= Lagi von Ballestrem =

German resistance member (1909–1955)

Lagi von Ballestrem

So'oa'emalelagi Gräfin von Ballestrem (née Solf, 31 August 1909 – 14 September 1955) was a part of the German resistance to Nazism as a member of the Solf Circle. She was born in Vailima, German Samoa as the daughter of Wilhelm Solf, the German colonial governor, and Hanna Solf. Her Samoan birth name was typically abbreviated to Lagi.

==Biography==
She lived in Shanghai with her first husband Wolfgang Mohr (married 1932) where she helped Jewish refugees. She returned to Berlin in 1938, at which time she was questioned by the Gestapo. Her first marriage ended in 1939; the following year she married Hubertus Graf von Ballestrem (1910-1995), son of Count Valentin Gustav Alexander Joseph Christian von Ballestrem (1860-1920) and his wife, Countess Agnes of Stolberg-Stolberg (1874-1940). Together with her mother Hanna, Lagi von Ballestrem planned escape routes for fleeing Jews and participated in secret meetings with other opponents of the Nazi regime. This group of intellectuals would later be known as the Solf Circle.

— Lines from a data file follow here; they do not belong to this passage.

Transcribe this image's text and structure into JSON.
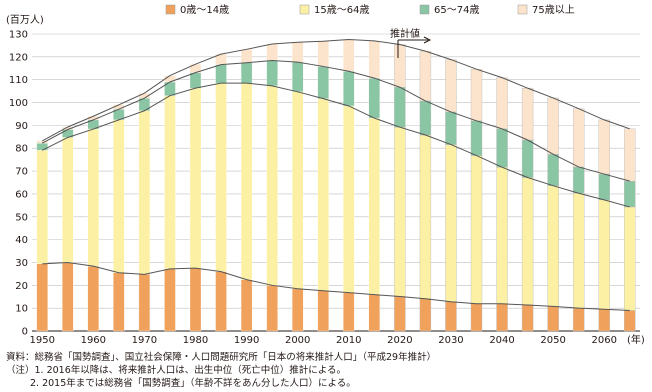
{
  "chart_data": {
    "type": "bar",
    "stacked": true,
    "title": "",
    "ylabel": "(百万人)",
    "xlabel": "(年)",
    "ylim": [
      0,
      130
    ],
    "yticks": [
      0,
      10,
      20,
      30,
      40,
      50,
      60,
      70,
      80,
      90,
      100,
      110,
      120,
      130
    ],
    "xtick_labels": [
      "1950",
      "1960",
      "1970",
      "1980",
      "1990",
      "2000",
      "2010",
      "2020",
      "2030",
      "2040",
      "2050",
      "2060"
    ],
    "legend_position": "top",
    "grid": true,
    "annotation": "推計値",
    "annotation_from_year": 2016,
    "categories": [
      1950,
      1955,
      1960,
      1965,
      1970,
      1975,
      1980,
      1985,
      1990,
      1995,
      2000,
      2005,
      2010,
      2015,
      2020,
      2025,
      2030,
      2035,
      2040,
      2045,
      2050,
      2055,
      2060,
      2065
    ],
    "projected_from_index": 14,
    "series": [
      {
        "name": "0歳～14歳",
        "color": "#F0A15C",
        "values": [
          29.4,
          30.0,
          28.4,
          25.5,
          24.8,
          27.2,
          27.5,
          26.0,
          22.5,
          20.0,
          18.5,
          17.6,
          16.8,
          15.9,
          15.1,
          14.1,
          12.8,
          11.9,
          11.9,
          11.4,
          10.8,
          10.0,
          9.5,
          9.0
        ]
      },
      {
        "name": "15歳～64歳",
        "color": "#FBF0A3",
        "values": [
          49.7,
          54.7,
          60.0,
          66.9,
          71.6,
          75.8,
          78.8,
          82.5,
          86.0,
          87.3,
          86.2,
          84.1,
          81.7,
          77.3,
          74.1,
          71.7,
          68.8,
          64.9,
          59.8,
          55.8,
          52.8,
          50.3,
          47.9,
          45.3
        ]
      },
      {
        "name": "65～74歳",
        "color": "#8BC6A4",
        "values": [
          3.1,
          3.5,
          4.0,
          4.7,
          5.5,
          6.0,
          6.8,
          8.1,
          8.9,
          11.1,
          13.0,
          14.1,
          15.2,
          17.5,
          17.5,
          14.9,
          14.3,
          15.2,
          16.8,
          16.4,
          13.8,
          11.5,
          11.3,
          11.3
        ]
      },
      {
        "name": "75歳以上",
        "color": "#FCE3CB",
        "values": [
          1.0,
          1.1,
          1.6,
          1.9,
          2.2,
          2.8,
          3.7,
          4.6,
          5.9,
          7.2,
          8.7,
          11.0,
          13.9,
          16.3,
          18.7,
          21.8,
          22.9,
          22.6,
          22.4,
          22.7,
          24.6,
          25.5,
          23.7,
          22.9
        ]
      }
    ],
    "total_line_color": "#555555",
    "projection_bar_border": "#BBBBBB",
    "notes": [
      "資料：総務省「国勢調査」、国立社会保障・人口問題研究所「日本の将来推計人口」（平成29年推計）",
      "（注）1. 2016年以降は、将来推計人口は、出生中位（死亡中位）推計による。",
      "2. 2015年までは総務省「国勢調査」（年齢不詳をあん分した人口）による。"
    ]
  }
}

In 1939 von Ballestrem helped the gynaecologist and intellectual Ferdinand Mainzer and his family to escape to England.

The Solf Circle was betrayed to the Gestapo in late 1943, which led to its members being arrested. Ballestrem and her mother were transferred to Ravensbrück concentration camp. While many other members of the group were executed, Ballestrem and Solf were freed when the Red Army liberated Ravensbrück.